The law regards the bill of lading, not as a mere receipt which the carrier gives for the goods, but rather as a muniment of title, carrying property with it, and being itself quasi negotiable. An indorsement and delivery of the bill for value operate as a symbolic delivery of the goods mentioned in it. It results from this doctrine that a consignee, who sells for value goods to arrive and indorses over the bill of lading, confers upon the purchaser a title and property which destroy the right of the seller of the goods to stop them in transitu. But if the party buying from the consignee knows that the sale is in fraud of the original seller, it is voidable by that seller of course; and if he knows that the consignee is, or is about to become, insolvent, this knowledge would probably have the same effect, as would also knowledge or notice of any circumstances which rendered the bill of lading not properly assignable. If the bill of lading be transferred and indorsed by way of pledge to secure the consignee's debt, the consignor does not lose entirely his right to stop the goods, but holds it subject to the rights of the pledgee; that is, he may enforce his claim to hold the surplus of the goods after the pledgee's claim is satisfied, and he holds this surplus to secure the debt of the consignee to him. - The insolvency of the buyer, however complete or however manifested, will not operate of itself as a stoppage in transitu.

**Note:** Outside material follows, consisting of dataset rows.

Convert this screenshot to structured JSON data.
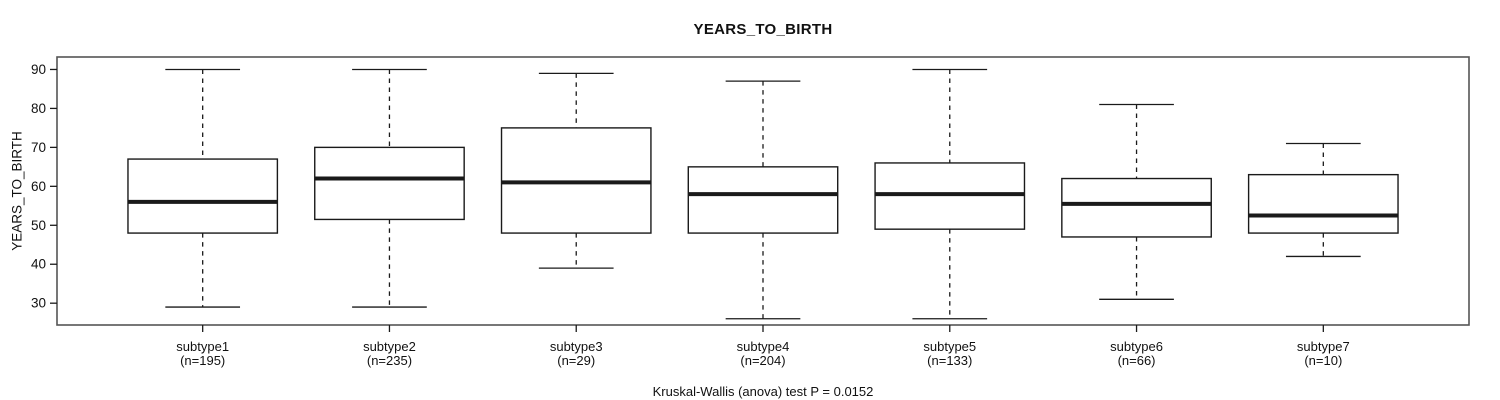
{
  "chart_data": {
    "type": "boxplot",
    "title": "YEARS_TO_BIRTH",
    "ylabel": "YEARS_TO_BIRTH",
    "caption": "Kruskal-Wallis (anova) test P = 0.0152",
    "yticks": [
      30,
      40,
      50,
      60,
      70,
      80,
      90
    ],
    "ylim": [
      24.4,
      93.2
    ],
    "xlim": [
      0.22,
      7.78
    ],
    "grid": false,
    "legend": "none",
    "box_width_units": 0.8,
    "cap_width_units": 0.4,
    "categories": [
      "subtype1",
      "subtype2",
      "subtype3",
      "subtype4",
      "subtype5",
      "subtype6",
      "subtype7"
    ],
    "series": [
      {
        "label": "subtype1",
        "sublabel": "(n=195)",
        "n": 195,
        "whisker_low": 29,
        "q1": 48,
        "median": 56,
        "q3": 67,
        "whisker_high": 90
      },
      {
        "label": "subtype2",
        "sublabel": "(n=235)",
        "n": 235,
        "whisker_low": 29,
        "q1": 51.5,
        "median": 62,
        "q3": 70,
        "whisker_high": 90
      },
      {
        "label": "subtype3",
        "sublabel": "(n=29)",
        "n": 29,
        "whisker_low": 39,
        "q1": 48,
        "median": 61,
        "q3": 75,
        "whisker_high": 89
      },
      {
        "label": "subtype4",
        "sublabel": "(n=204)",
        "n": 204,
        "whisker_low": 26,
        "q1": 48,
        "median": 58,
        "q3": 65,
        "whisker_high": 87
      },
      {
        "label": "subtype5",
        "sublabel": "(n=133)",
        "n": 133,
        "whisker_low": 26,
        "q1": 49,
        "median": 58,
        "q3": 66,
        "whisker_high": 90
      },
      {
        "label": "subtype6",
        "sublabel": "(n=66)",
        "n": 66,
        "whisker_low": 31,
        "q1": 47,
        "median": 55.5,
        "q3": 62,
        "whisker_high": 81
      },
      {
        "label": "subtype7",
        "sublabel": "(n=10)",
        "n": 10,
        "whisker_low": 42,
        "q1": 48,
        "median": 52.5,
        "q3": 63,
        "whisker_high": 71
      }
    ],
    "colors": {
      "line": "#1a1a1a",
      "frame": "#555555",
      "box_fill": "#ffffff",
      "background": "#ffffff"
    }
  }
}
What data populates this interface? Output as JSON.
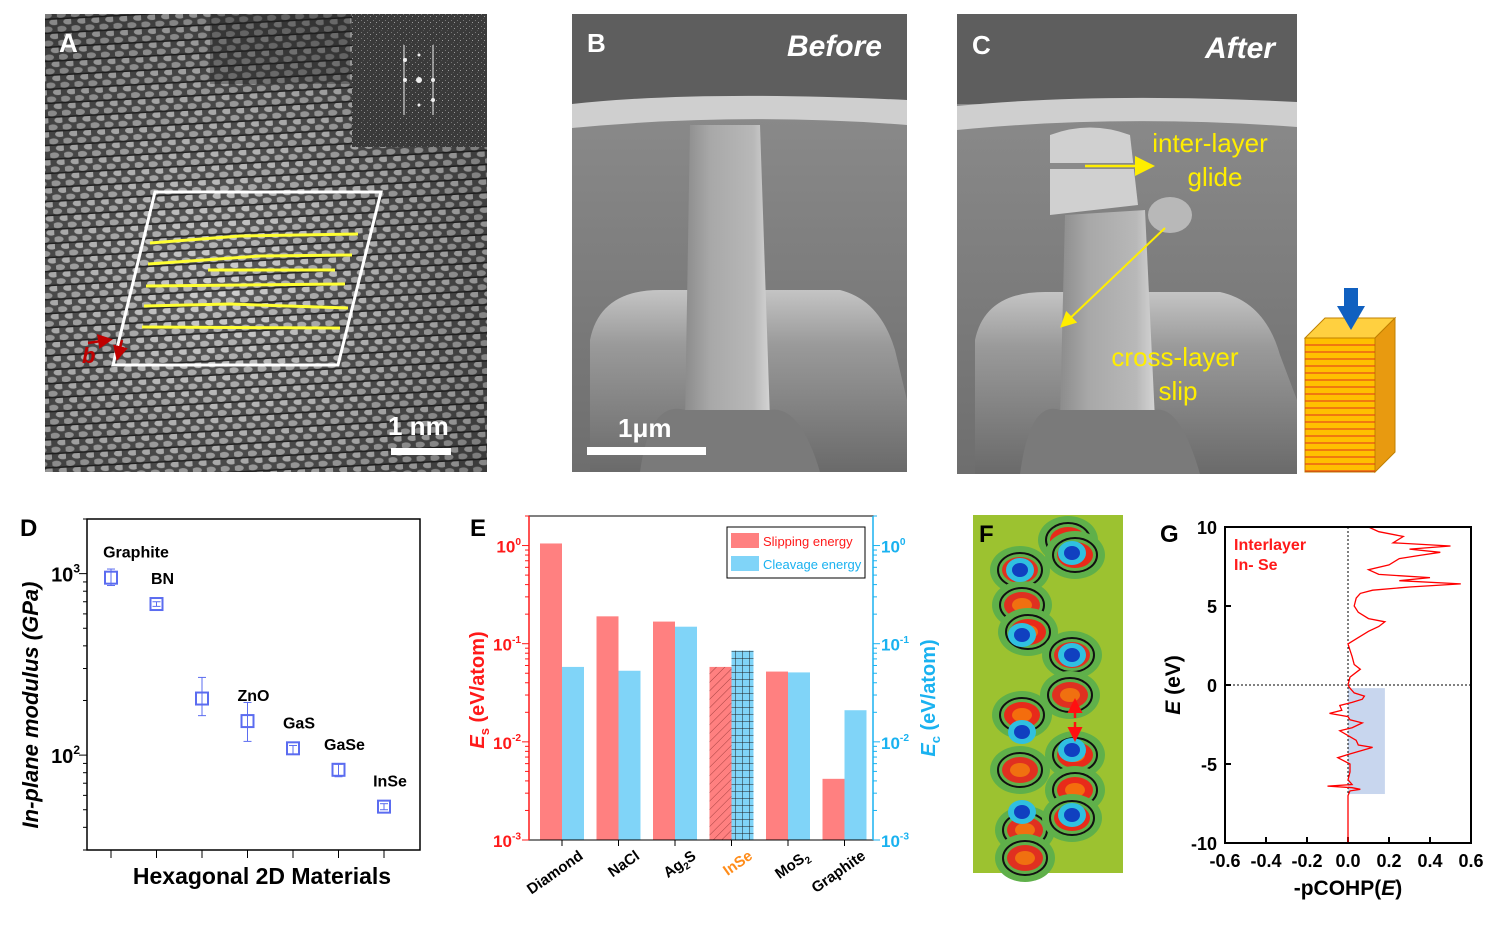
{
  "panels": {
    "A": {
      "label": "A",
      "scale_bar": "1 nm",
      "vector_label": "b"
    },
    "B": {
      "label": "B",
      "state": "Before",
      "scale_bar": "1μm"
    },
    "C": {
      "label": "C",
      "state": "After",
      "annotation_glide": [
        "inter-layer",
        "glide"
      ],
      "annotation_slip": [
        "cross-layer",
        "slip"
      ]
    },
    "F": {
      "label": "F"
    }
  },
  "colors": {
    "slipping": "#ff8080",
    "cleavage": "#80d4f8",
    "left_axis": "#ff1a1a",
    "right_axis": "#1ab2f0",
    "marker": "#5b6cf0",
    "annotation_yellow": "#ffee00",
    "highlight_category": "#ff8c1a",
    "pcohp_line": "#ff0000",
    "pcohp_shade": "#c8d6ee"
  },
  "chart_data": [
    {
      "panel": "D",
      "type": "scatter",
      "xlabel": "Hexagonal 2D Materials",
      "ylabel": "In-plane modulus (GPa)",
      "yscale": "log",
      "ylim": [
        30,
        2000
      ],
      "yticks": [
        {
          "base": "10",
          "exp": "2",
          "value": 100
        },
        {
          "base": "10",
          "exp": "3",
          "value": 1000
        }
      ],
      "points": [
        {
          "label": "Graphite",
          "value": 950,
          "err_low": 860,
          "err_high": 1060
        },
        {
          "label": "BN",
          "value": 680,
          "err_low": 660,
          "err_high": 700
        },
        {
          "label": "",
          "value": 205,
          "err_low": 165,
          "err_high": 268
        },
        {
          "label": "ZnO",
          "value": 154,
          "err_low": 119,
          "err_high": 195
        },
        {
          "label": "GaS",
          "value": 109,
          "err_low": 101,
          "err_high": 113
        },
        {
          "label": "GaSe",
          "value": 83,
          "err_low": 76,
          "err_high": 89
        },
        {
          "label": "InSe",
          "value": 52,
          "err_low": 50,
          "err_high": 54
        }
      ],
      "grid": false
    },
    {
      "panel": "E",
      "type": "bar",
      "categories": [
        "Diamond",
        "NaCl",
        "Ag2S",
        "InSe",
        "MoS2",
        "Graphite"
      ],
      "category_labels": [
        {
          "main": "Diamond",
          "sub": "",
          "tail": ""
        },
        {
          "main": "NaCl",
          "sub": "",
          "tail": ""
        },
        {
          "main": "Ag",
          "sub": "2",
          "tail": "S"
        },
        {
          "main": "InSe",
          "sub": "",
          "tail": ""
        },
        {
          "main": "MoS",
          "sub": "2",
          "tail": ""
        },
        {
          "main": "Graphite",
          "sub": "",
          "tail": ""
        }
      ],
      "highlight_category": "InSe",
      "series": [
        {
          "name": "Slipping energy",
          "values": [
            1.05,
            0.19,
            0.168,
            0.058,
            0.052,
            0.0042
          ]
        },
        {
          "name": "Cleavage energy",
          "values": [
            0.058,
            0.053,
            0.149,
            0.085,
            0.051,
            0.021
          ]
        }
      ],
      "yscale": "log",
      "ylim": [
        0.001,
        2
      ],
      "yticks": [
        {
          "base": "10",
          "exp": "-3"
        },
        {
          "base": "10",
          "exp": "-2"
        },
        {
          "base": "10",
          "exp": "-1"
        },
        {
          "base": "10",
          "exp": "0"
        }
      ],
      "ylabel_left": {
        "symbol": "E",
        "sub": "s",
        "unit": " (eV/atom)"
      },
      "ylabel_right": {
        "symbol": "E",
        "sub": "c",
        "unit": " (eV/atom)"
      },
      "legend_placement": "top-right",
      "grid": false
    },
    {
      "panel": "G",
      "type": "line",
      "legend_text": [
        "Interlayer",
        "In- Se"
      ],
      "xlabel": {
        "prefix": "-pCOHP(",
        "symbol": "E",
        "suffix": ")"
      },
      "ylabel": {
        "symbol": "E",
        "unit": " (eV)"
      },
      "xlim": [
        -0.6,
        0.6
      ],
      "ylim": [
        -10,
        10
      ],
      "xticks": [
        "-0.6",
        "-0.4",
        "-0.2",
        "0.0",
        "0.2",
        "0.4",
        "0.6"
      ],
      "yticks": [
        "-10",
        "-5",
        "0",
        "5",
        "10"
      ],
      "shaded_region": {
        "x": [
          0,
          0.18
        ],
        "y": [
          -6.9,
          -0.2
        ]
      },
      "reference_lines": {
        "x": 0,
        "y": 0
      },
      "points": [
        [
          -10,
          0
        ],
        [
          -7,
          0
        ],
        [
          -6.7,
          0.01
        ],
        [
          -6.6,
          0.06
        ],
        [
          -6.5,
          0.02
        ],
        [
          -6.4,
          -0.1
        ],
        [
          -6.3,
          0.02
        ],
        [
          -6.0,
          0.0
        ],
        [
          -5.5,
          0.01
        ],
        [
          -5,
          0.01
        ],
        [
          -4.6,
          -0.05
        ],
        [
          -4.4,
          0.0
        ],
        [
          -4.1,
          0.08
        ],
        [
          -3.95,
          0.12
        ],
        [
          -3.8,
          0.05
        ],
        [
          -3.5,
          0.04
        ],
        [
          -3.2,
          0.0
        ],
        [
          -2.9,
          -0.04
        ],
        [
          -2.7,
          0.02
        ],
        [
          -2.4,
          0.07
        ],
        [
          -2.2,
          0.01
        ],
        [
          -2.0,
          0.0
        ],
        [
          -1.8,
          -0.09
        ],
        [
          -1.6,
          -0.03
        ],
        [
          -1.3,
          -0.04
        ],
        [
          -1.1,
          0.02
        ],
        [
          -0.9,
          0.07
        ],
        [
          -0.7,
          0.08
        ],
        [
          -0.5,
          0.03
        ],
        [
          -0.2,
          0.01
        ],
        [
          0,
          0
        ],
        [
          0.5,
          0.01
        ],
        [
          1.0,
          0.06
        ],
        [
          1.3,
          0.03
        ],
        [
          1.8,
          0.02
        ],
        [
          2.2,
          0.01
        ],
        [
          2.6,
          0.0
        ],
        [
          3.0,
          0.05
        ],
        [
          3.4,
          0.1
        ],
        [
          3.7,
          0.15
        ],
        [
          4.0,
          0.18
        ],
        [
          4.2,
          0.1
        ],
        [
          4.6,
          0.05
        ],
        [
          5.0,
          0.03
        ],
        [
          5.5,
          0.04
        ],
        [
          5.8,
          0.06
        ],
        [
          6.0,
          0.12
        ],
        [
          6.2,
          0.3
        ],
        [
          6.4,
          0.55
        ],
        [
          6.6,
          0.25
        ],
        [
          6.8,
          0.4
        ],
        [
          7.0,
          0.15
        ],
        [
          7.3,
          0.1
        ],
        [
          7.6,
          0.2
        ],
        [
          8.0,
          0.25
        ],
        [
          8.2,
          0.35
        ],
        [
          8.4,
          0.45
        ],
        [
          8.6,
          0.3
        ],
        [
          8.8,
          0.5
        ],
        [
          9.0,
          0.22
        ],
        [
          9.4,
          0.27
        ],
        [
          9.7,
          0.15
        ],
        [
          10,
          0.1
        ]
      ]
    }
  ]
}
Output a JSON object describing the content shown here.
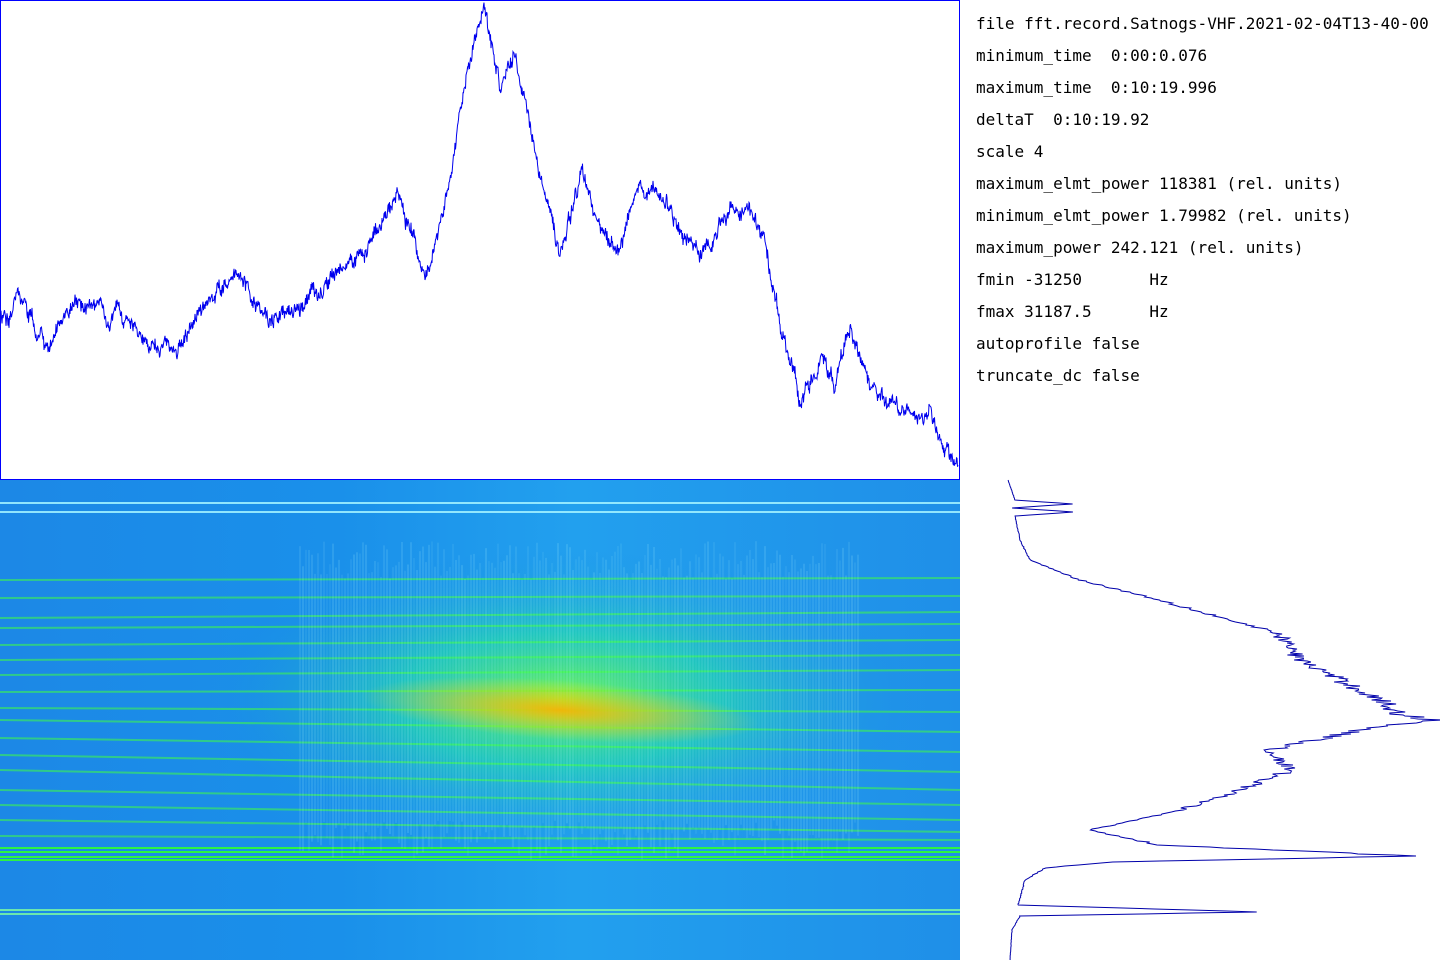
{
  "info": {
    "lines": [
      "file fft.record.Satnogs-VHF.2021-02-04T13-40-00",
      "minimum_time  0:00:0.076",
      "maximum_time  0:10:19.996",
      "deltaT  0:10:19.92",
      "scale 4",
      "maximum_elmt_power 118381 (rel. units)",
      "minimum_elmt_power 1.79982 (rel. units)",
      "maximum_power 242.121 (rel. units)",
      "fmin -31250       Hz",
      "fmax 31187.5      Hz",
      "autoprofile false",
      "truncate_dc false"
    ]
  }
}
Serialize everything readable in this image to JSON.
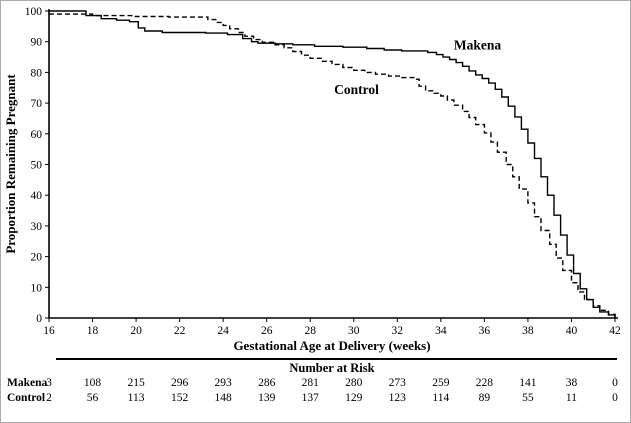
{
  "chart_data": {
    "type": "line",
    "subtype": "kaplan-meier-step",
    "title": "",
    "xlabel": "Gestational Age at Delivery (weeks)",
    "ylabel": "Proportion Remaining Pregnant",
    "xlim": [
      16,
      42
    ],
    "ylim": [
      0,
      100
    ],
    "xticks": [
      16,
      18,
      20,
      22,
      24,
      26,
      28,
      30,
      32,
      34,
      36,
      38,
      40,
      42
    ],
    "yticks": [
      0,
      10,
      20,
      30,
      40,
      50,
      60,
      70,
      80,
      90,
      100
    ],
    "grid": false,
    "axis_color": "#000000",
    "series": [
      {
        "name": "Makena",
        "line_style": "solid",
        "color": "#000000",
        "label_x": 34.6,
        "label_y": 87.5,
        "points": [
          [
            16,
            100
          ],
          [
            17.7,
            98.5
          ],
          [
            18.4,
            97.5
          ],
          [
            19.1,
            97
          ],
          [
            19.7,
            96.5
          ],
          [
            20.1,
            94.5
          ],
          [
            20.4,
            93.5
          ],
          [
            21.2,
            93
          ],
          [
            23.2,
            92.8
          ],
          [
            24.2,
            92.3
          ],
          [
            24.9,
            91
          ],
          [
            25.3,
            90
          ],
          [
            25.6,
            89.5
          ],
          [
            26.4,
            89.3
          ],
          [
            27.2,
            89
          ],
          [
            28.2,
            88.5
          ],
          [
            29.5,
            88.2
          ],
          [
            30.6,
            87.8
          ],
          [
            31.4,
            87.3
          ],
          [
            32.2,
            87
          ],
          [
            33.4,
            86.5
          ],
          [
            33.8,
            85.8
          ],
          [
            34.1,
            85
          ],
          [
            34.4,
            84.2
          ],
          [
            34.7,
            83.2
          ],
          [
            35.0,
            82
          ],
          [
            35.3,
            80.5
          ],
          [
            35.6,
            79.2
          ],
          [
            35.9,
            78
          ],
          [
            36.2,
            76.5
          ],
          [
            36.5,
            74.5
          ],
          [
            36.8,
            72
          ],
          [
            37.1,
            69
          ],
          [
            37.4,
            65.5
          ],
          [
            37.7,
            61.5
          ],
          [
            38.0,
            57
          ],
          [
            38.3,
            52
          ],
          [
            38.6,
            46
          ],
          [
            38.9,
            40
          ],
          [
            39.2,
            33.5
          ],
          [
            39.5,
            27
          ],
          [
            39.8,
            20.5
          ],
          [
            40.1,
            14.5
          ],
          [
            40.4,
            9.5
          ],
          [
            40.7,
            6
          ],
          [
            41.0,
            3.5
          ],
          [
            41.3,
            2
          ],
          [
            41.7,
            1
          ],
          [
            42,
            0
          ]
        ]
      },
      {
        "name": "Control",
        "line_style": "dashed",
        "color": "#000000",
        "label_x": 29.1,
        "label_y": 73,
        "points": [
          [
            16,
            99
          ],
          [
            18.0,
            98.5
          ],
          [
            19.8,
            98.2
          ],
          [
            21.5,
            98
          ],
          [
            23.3,
            97.2
          ],
          [
            23.7,
            96.3
          ],
          [
            24.0,
            95.3
          ],
          [
            24.3,
            94.2
          ],
          [
            24.7,
            93
          ],
          [
            25.0,
            91.8
          ],
          [
            25.4,
            90.7
          ],
          [
            25.8,
            89.8
          ],
          [
            26.3,
            89
          ],
          [
            26.8,
            88
          ],
          [
            27.2,
            86.8
          ],
          [
            27.6,
            85.6
          ],
          [
            28.0,
            84.6
          ],
          [
            28.5,
            83.6
          ],
          [
            29.0,
            82.6
          ],
          [
            29.5,
            81.6
          ],
          [
            30.0,
            80.7
          ],
          [
            30.5,
            80
          ],
          [
            31.0,
            79.4
          ],
          [
            31.6,
            78.8
          ],
          [
            32.2,
            78.3
          ],
          [
            32.8,
            77.8
          ],
          [
            33.0,
            75.5
          ],
          [
            33.3,
            74
          ],
          [
            33.7,
            73.2
          ],
          [
            34.0,
            72.3
          ],
          [
            34.3,
            71
          ],
          [
            34.6,
            69.3
          ],
          [
            35.0,
            67.3
          ],
          [
            35.3,
            65.3
          ],
          [
            35.6,
            63
          ],
          [
            36.0,
            60.3
          ],
          [
            36.3,
            57.3
          ],
          [
            36.6,
            54
          ],
          [
            37.0,
            50
          ],
          [
            37.3,
            46
          ],
          [
            37.6,
            42
          ],
          [
            38.0,
            37.5
          ],
          [
            38.3,
            33
          ],
          [
            38.6,
            28.5
          ],
          [
            39.0,
            24
          ],
          [
            39.3,
            19.5
          ],
          [
            39.6,
            15.5
          ],
          [
            40.0,
            11.5
          ],
          [
            40.3,
            8.5
          ],
          [
            40.6,
            6
          ],
          [
            41.0,
            4
          ],
          [
            41.3,
            2.5
          ],
          [
            41.7,
            1.2
          ],
          [
            42,
            0
          ]
        ]
      }
    ]
  },
  "risk_table": {
    "title": "Number at Risk",
    "weeks": [
      16,
      18,
      20,
      22,
      24,
      26,
      28,
      30,
      32,
      34,
      36,
      38,
      40,
      42
    ],
    "rows": [
      {
        "label": "Makena",
        "values": [
          3,
          108,
          215,
          296,
          293,
          286,
          281,
          280,
          273,
          259,
          228,
          141,
          38,
          0
        ]
      },
      {
        "label": "Control",
        "values": [
          2,
          56,
          113,
          152,
          148,
          139,
          137,
          129,
          123,
          114,
          89,
          55,
          11,
          0
        ]
      }
    ]
  }
}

The goods must be actually stopped, in some way which the law recognizes as adequate, by the seller or his authorized agent. An actual taking possession by the seller is not necessary, at least not in all cases, although actual possession should be taken if possible, and as soon as possible. A constructive possession may be acquired by giving notice to the carrier or warehouseman, forbidding him to deliver the goods to the buyer, and requiring him to give them up to the seller or his agent, or to hold them subject to his order. Delivery in disregard of this notice does not defeat the seller's right; he has still a constructive possession, and the carrier is responsible to him for all the injury he may sustain. Or, if the buyer becomes insolvent, and the goods pass into the possession of his assignees, the seller may maintain an action of trover against them. What the consignor may do personally, he may do by his agent; and if the demand be made by one who acts as agent, but without authority, a subsequent adoption and ratification will have the effect of a previous authority, provided this be made before the goods are demanded by the buyer.